When I was assigned to check out Nexon's latest free-to-play MMORPG, Vindictus, I'll admit that I was a little bit hesitant out the door. Granted, those trailers looked pretty good, and Nexon is probably one of the best free-to-play MMO developers in the world, but whenever you start throwing around the words "action MMORPG" with "peer-to-peer instance hosting," I tend to get a little pale. On the other hand, with the advent of several next-gen MMORPGs coming out in this year and the next, who's to say that the F2P market hasn't also taken some significant strides forward? At least this is what I was hoping as I set foot into Vindictus's Early Access Beta.
To give a little background information, Vindictus is actually known in areas outside of North America and Europe as "Mabinogi Heroes," since this game takes place several hundred years before the events of Mabinogi, another one of Nexon's F2P MMORPGs. Unfortunately, because Mabinogi is a fairly unknown MMO in the English language markets, Nexon wisely decided to rename this game to "Vindictus," to allow it to stand alone as a fresh, new MMORPG.
Right out the gate, one of the biggest problems I ran into with Vindictus was that there are only two classes to choose from, and those two classes are gender restricted. In other words, players will need to nix their aspirations of ever becoming a female assassin or a sturdy male tank, as the only choice offered is between Fiona, the sword and shield wielding female warrior, or Lann, the dual-sword assassin. This didn't end up being a huge problem for me, as I had already decided to play a "Hammeriona" at later levels (that is, a Fiona who wields a large 1-handed hammer and a shield), but the lack of classes to choose from was a definite disappointment for many of my friends. I hear there are plans to implement the female spell caster, Evie, in a future patch, with two other characters yet to come in the Korean version, but at the time of this article, there was only Fiona and Lann to choose from.

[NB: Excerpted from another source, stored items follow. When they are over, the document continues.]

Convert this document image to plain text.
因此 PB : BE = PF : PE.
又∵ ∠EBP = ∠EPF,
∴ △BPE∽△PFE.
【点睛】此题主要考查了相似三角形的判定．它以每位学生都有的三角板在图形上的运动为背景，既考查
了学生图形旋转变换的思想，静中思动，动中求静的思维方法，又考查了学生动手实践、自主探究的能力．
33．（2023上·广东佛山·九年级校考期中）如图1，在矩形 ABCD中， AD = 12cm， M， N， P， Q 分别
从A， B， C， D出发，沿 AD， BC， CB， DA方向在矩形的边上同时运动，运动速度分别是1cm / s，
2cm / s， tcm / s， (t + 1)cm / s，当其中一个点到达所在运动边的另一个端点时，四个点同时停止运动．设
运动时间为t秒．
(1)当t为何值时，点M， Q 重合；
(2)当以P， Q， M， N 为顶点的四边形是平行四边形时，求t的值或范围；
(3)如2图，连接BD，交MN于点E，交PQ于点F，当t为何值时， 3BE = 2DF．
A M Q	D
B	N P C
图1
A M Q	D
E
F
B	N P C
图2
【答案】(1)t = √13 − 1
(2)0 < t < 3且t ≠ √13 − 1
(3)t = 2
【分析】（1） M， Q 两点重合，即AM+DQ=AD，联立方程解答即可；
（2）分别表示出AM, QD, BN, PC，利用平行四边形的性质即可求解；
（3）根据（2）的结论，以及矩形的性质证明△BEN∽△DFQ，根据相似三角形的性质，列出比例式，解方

Outside of the class problem, however, Vindictus does do a great job of pulling players into the story with an exciting opening scene where a giant spider has gone berserk, and it falls to the player to defend the village oracle as she tries to reason with the monster. This is definitely an improvement over killing rats and delivering messages. After the adrenaline pumping tutorial, the game then places you in a sleepy little town, complete with your basic quest hub and various item, armor and weapon stores. One benefit I noticed from this very basic setup, however, was just how intuitive this game can be. I've heard some players say that Vindictus can get complicated at times, but anyone who has played a number of MMOs should have little diffictuly getting started. Vindictus really feels like an old-school RPG that's been refreshed with a next-gen combat system. You get quests to explore ruins and fight bosses, and as you fight you gain "AP" which can be used to upgrade your skills. The items you receive in the dungeons can also be "crafted" by the NPCs to create different weapons and armor.